Thursday, May 04, 2006

On What Planet?

(Cross-posted at Ezra Klein's.)

It's almost not worth responding to, but Matthew Yglesias points out that Andrew Sullivan is being dumb: "One thing that today's high gas prices strongly suggest is that, whatever else it was, the Iraq war was surely not about oil."

Matt already deals with the obvious: That the US - indeed, the world - has only ever been interested in the Middle East for oil, and Gulf War II is only an extension of that policy. Simply put, it's the Korb Hypothesis: "If Kuwait grew carrots, we wouldn't give a damn."
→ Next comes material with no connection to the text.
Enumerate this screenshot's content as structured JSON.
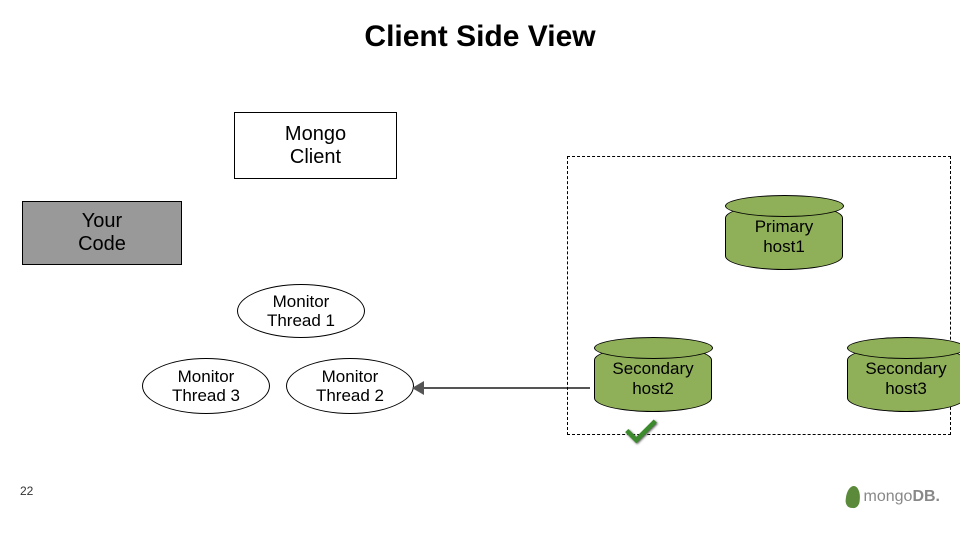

That said, there's a lot of obvious counter-examples that, in Sullivan's words, strongly suggest that the war did have quite a bit to do about oil. Recall Bush's speech on the eve of the war:
"And all Iraqi military and civilian personnel should listen carefully to this warning. In any conflict, your fate will depend on your action. Do not destroy oil wells, a source of wealth that belongs to the Iraqi people. Do not obey any command to use weapons of mass destruction against anyone, including the Iraqi people. War crimes will be prosecuted. War criminals will be punished. And it will be no defense to say, "I was just following orders."
Now, it's tempting to see that as an innocuous statement, especially given Saddam's history of torching wells. Of course, those were Kuwaiti wells. I wonder how that statement actually played on the so-called Arab street, however.
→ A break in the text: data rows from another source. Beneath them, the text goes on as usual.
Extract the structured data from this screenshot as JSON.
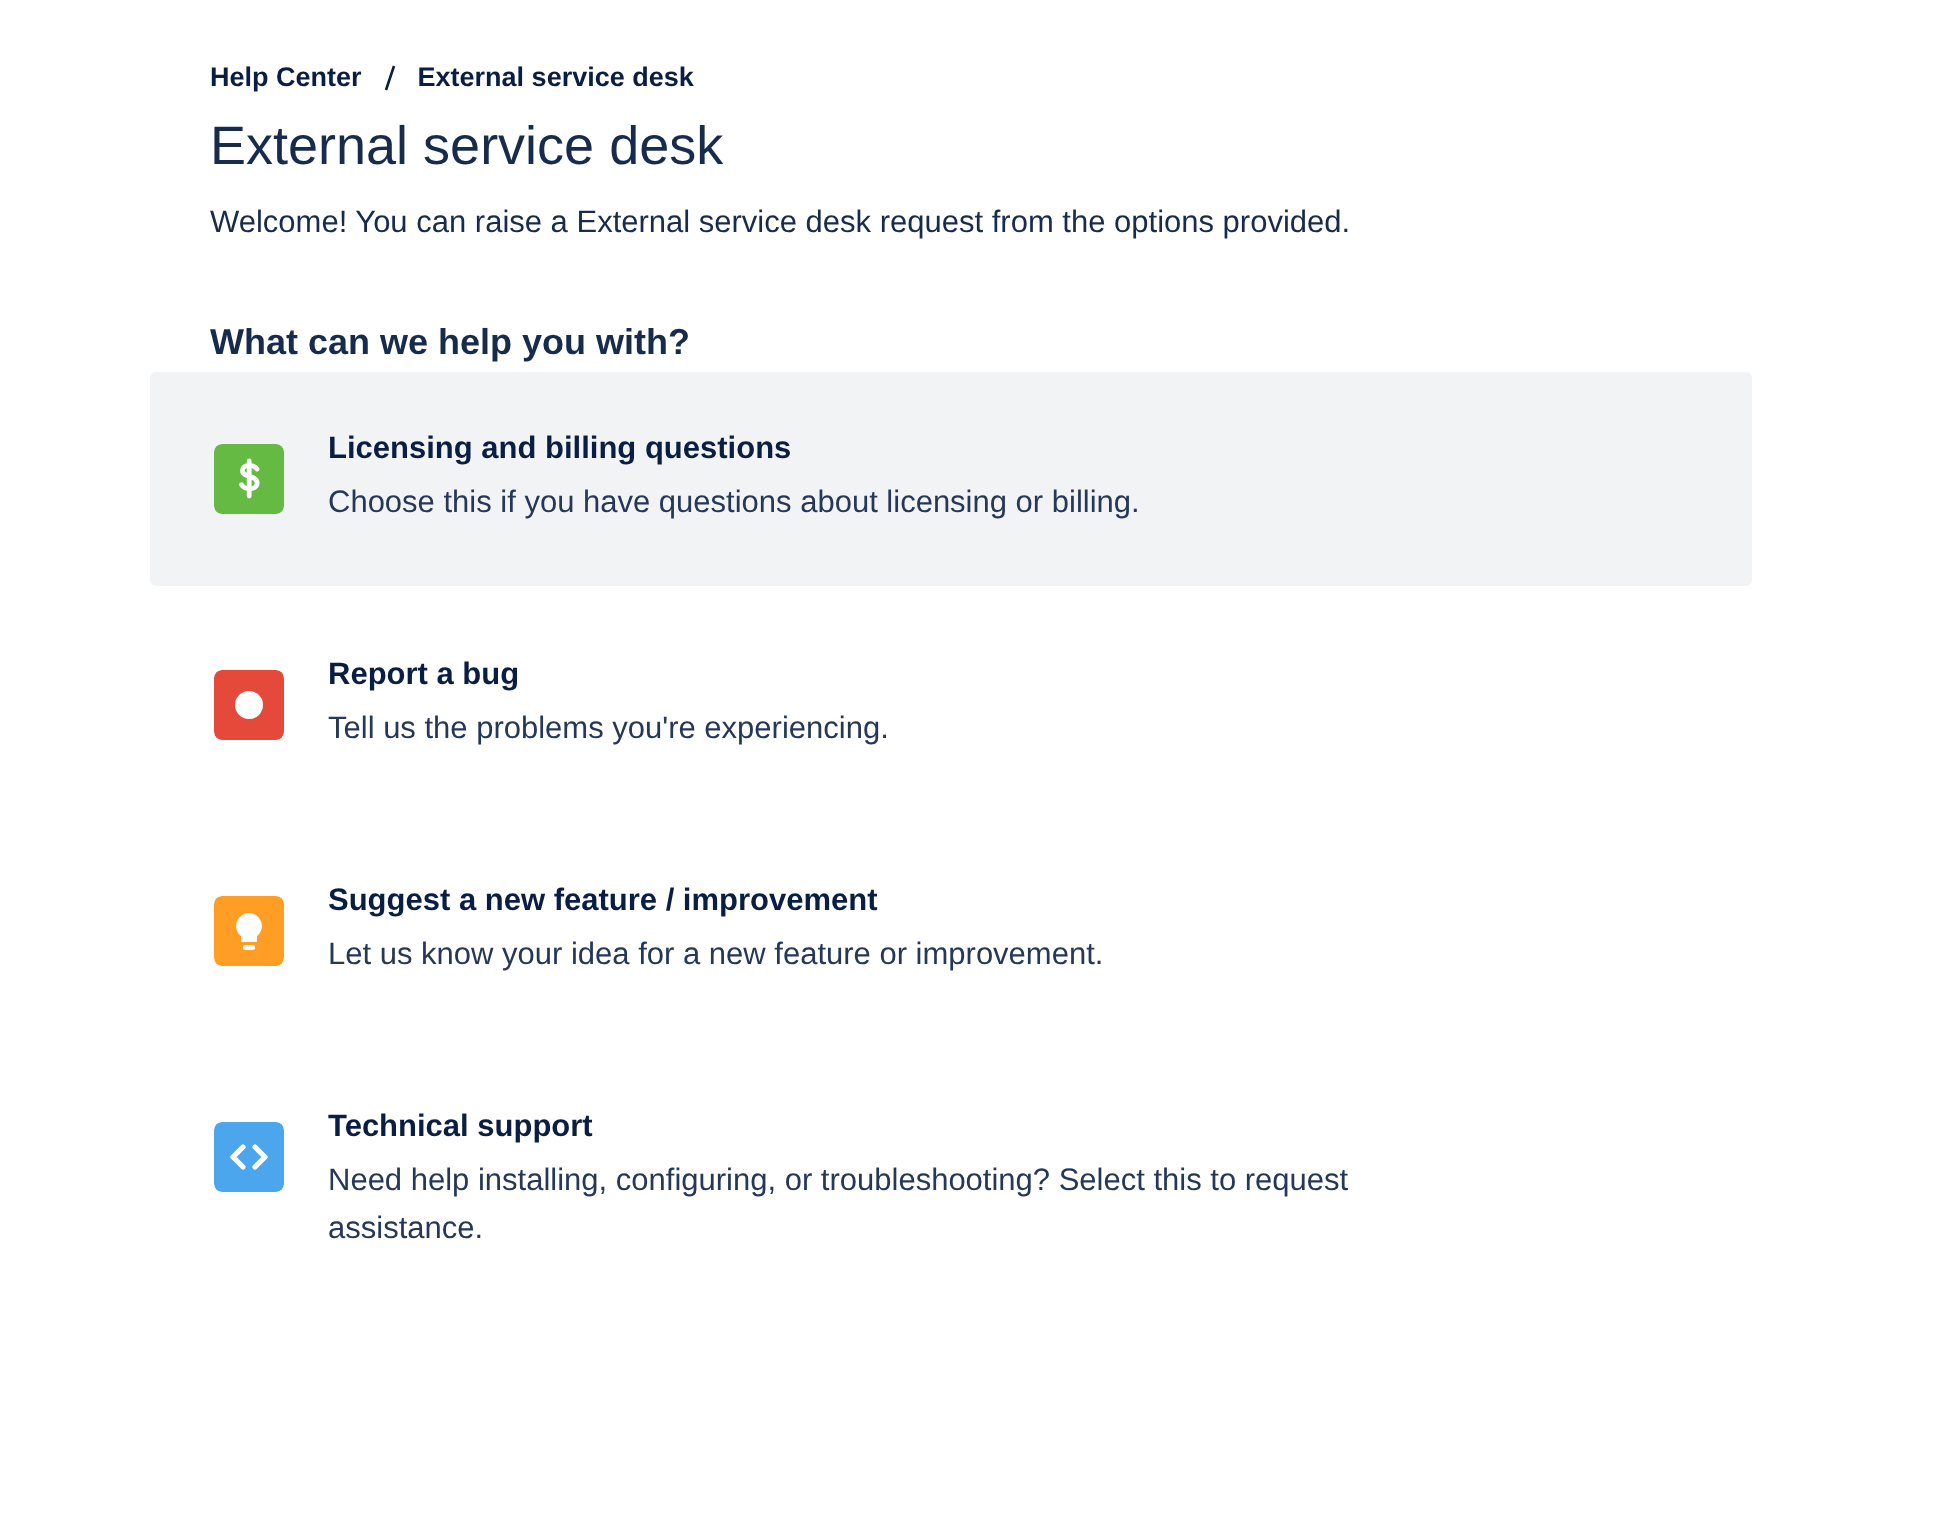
{
  "breadcrumbs": [
    "Help Center",
    "External service desk"
  ],
  "title": "External service desk",
  "welcome": "Welcome! You can raise a External service desk request from the options provided.",
  "section_heading": "What can we help you with?",
  "request_types": [
    {
      "kind": "dollar",
      "color": "#65ba43",
      "name": "Licensing and billing questions",
      "description": "Choose this if you have questions about licensing or billing.",
      "selected": true
    },
    {
      "kind": "record",
      "color": "#e5493a",
      "name": "Report a bug",
      "description": "Tell us the problems you're experiencing.",
      "selected": false
    },
    {
      "kind": "bulb",
      "color": "#ff9d24",
      "name": "Suggest a new feature / improvement",
      "description": "Let us know your idea for a new feature or improvement.",
      "selected": false
    },
    {
      "kind": "code",
      "color": "#4ba6ee",
      "name": "Technical support",
      "description": "Need help installing, configuring, or troubleshooting? Select this to request assistance.",
      "selected": false
    }
  ]
}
Recall also the famously-guarded Ministry of Oil buildings. I don't even think any of this is especially malign. While I said before that I think war waged expressly for oil is an obscenity, a war in an oil-rich country must by definition take that in to account. So if war with Iraq was necessary I don't think it's irrational to plan for contingencies. As Bush said, the oil was going to be a future source of wealth for the Iraqi people.
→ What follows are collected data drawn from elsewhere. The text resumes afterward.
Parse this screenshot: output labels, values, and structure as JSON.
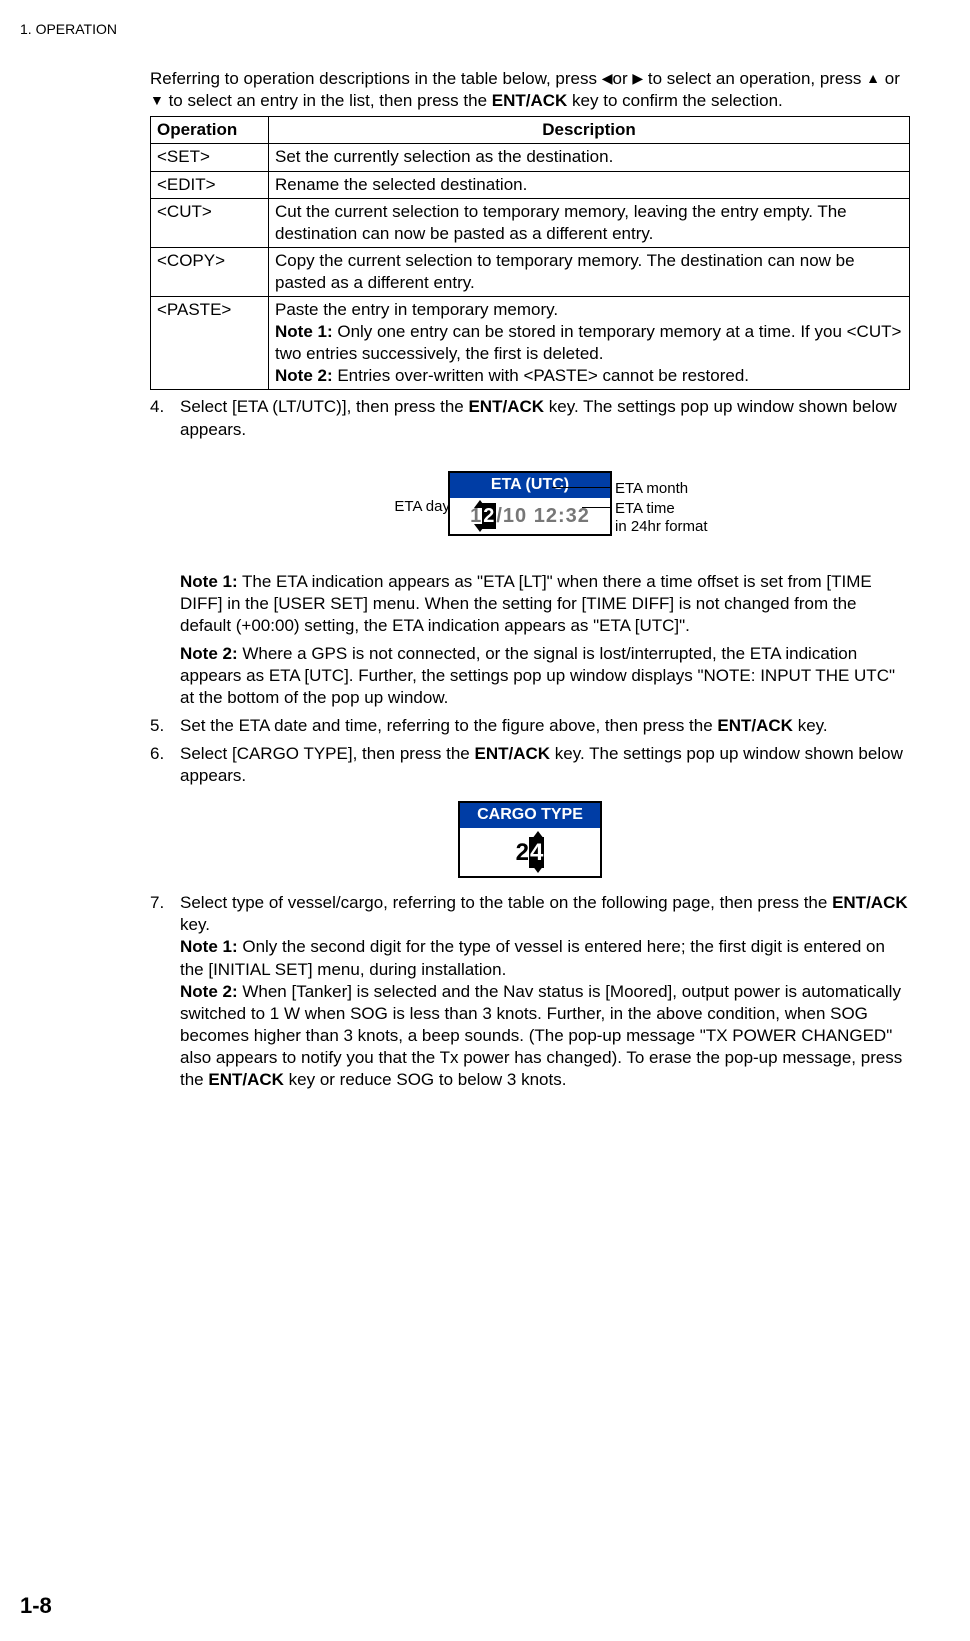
{
  "header": "1.  OPERATION",
  "intro": {
    "part1": "Referring to operation descriptions in the table below, press ",
    "glyph_l": "◀",
    "or1": "or ",
    "glyph_r": "▶",
    "part2": " to select an operation, press ",
    "glyph_u": "▲",
    "or2": " or ",
    "glyph_d": "▼",
    "part3": " to select an entry in the list, then press the ",
    "key": "ENT/ACK",
    "part4": " key to confirm the selection."
  },
  "table": {
    "h1": "Operation",
    "h2": "Description",
    "rows": [
      {
        "op": "<SET>",
        "desc": "Set the currently selection as the destination."
      },
      {
        "op": "<EDIT>",
        "desc": "Rename the selected destination."
      },
      {
        "op": "<CUT>",
        "desc": "Cut the current selection to temporary memory, leaving the entry empty. The destination can now be pasted as a different entry."
      },
      {
        "op": "<COPY>",
        "desc": "Copy the current selection to temporary memory. The destination can now be pasted as a different entry."
      },
      {
        "op": "<PASTE>",
        "p1": "Paste the entry in temporary memory.",
        "n1b": "Note 1:",
        "n1": " Only one entry can be stored in temporary memory at a time. If you <CUT> two entries successively, the first is deleted.",
        "n2b": "Note 2:",
        "n2": " Entries over-written with <PASTE> cannot be restored."
      }
    ]
  },
  "step4": {
    "num": "4.",
    "t1": "Select [ETA (LT/UTC)], then press the ",
    "key": "ENT/ACK",
    "t2": " key. The settings pop up window shown below appears."
  },
  "eta": {
    "title": "ETA (UTC)",
    "d_hl": "2",
    "d_pre": "1",
    "sep": " / ",
    "rest": "10 12:32",
    "label_day": "ETA day",
    "label_month": "ETA month",
    "label_time": "ETA time",
    "label_fmt": "in 24hr format"
  },
  "note1": {
    "b": "Note 1:",
    "t": " The ETA indication appears as \"ETA [LT]\" when there a time offset is set from [TIME DIFF] in the [USER SET] menu. When the setting for [TIME DIFF] is not changed from the default (+00:00) setting, the ETA indication appears as \"ETA [UTC]\"."
  },
  "note2": {
    "b": "Note 2:",
    "t": " Where a GPS is not connected, or the signal is lost/interrupted, the ETA indication appears as ETA [UTC]. Further, the settings pop up window displays \"NOTE: INPUT THE UTC\" at the bottom of the pop up window."
  },
  "step5": {
    "num": "5.",
    "t1": "Set the ETA date and time, referring to the figure above, then press the ",
    "key": "ENT/ACK",
    "t2": " key."
  },
  "step6": {
    "num": "6.",
    "t1": "Select [CARGO TYPE], then press the ",
    "key": "ENT/ACK",
    "t2": " key. The settings pop up window shown below appears."
  },
  "cargo": {
    "title": "CARGO TYPE",
    "d1": "2",
    "d2": "4"
  },
  "step7": {
    "num": "7.",
    "t1": "Select type of vessel/cargo, referring to the table on the following page, then press the ",
    "key": "ENT/ACK",
    "t2": " key.",
    "n1b": "Note 1:",
    "n1": " Only the second digit for the type of vessel is entered here; the first digit is entered on the [INITIAL SET] menu, during installation.",
    "n2b": "Note 2:",
    "n2a": " When [Tanker] is selected and the Nav status is [Moored], output power is automatically switched to 1 W when SOG is less than 3 knots. Further, in the above condition, when SOG becomes higher than 3 knots, a beep sounds. (The pop-up message \"TX POWER CHANGED\" also appears to notify you that the Tx power has changed). To erase the pop-up message, press the ",
    "key2": "ENT/ACK",
    "n2c": " key or reduce SOG to below 3 knots."
  },
  "pagenum": "1-8"
}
Of course, we know now that a) the war was entirely unnecessary, a point even Sullivan needs to concede, and b) this administration was never that big on contingency planning anyway. Which leaves us with the question: Why the single-minded focus on protecting the precious, precious oil?

I leave that one for Andy.

1 comment:

Anonymous said...

A recent Global Guerrillas post contrasts what the US thought it was doing about oil when it invaded Iraq, and what actually happened. Its conclusions are essentially the opposite of Sullivan's.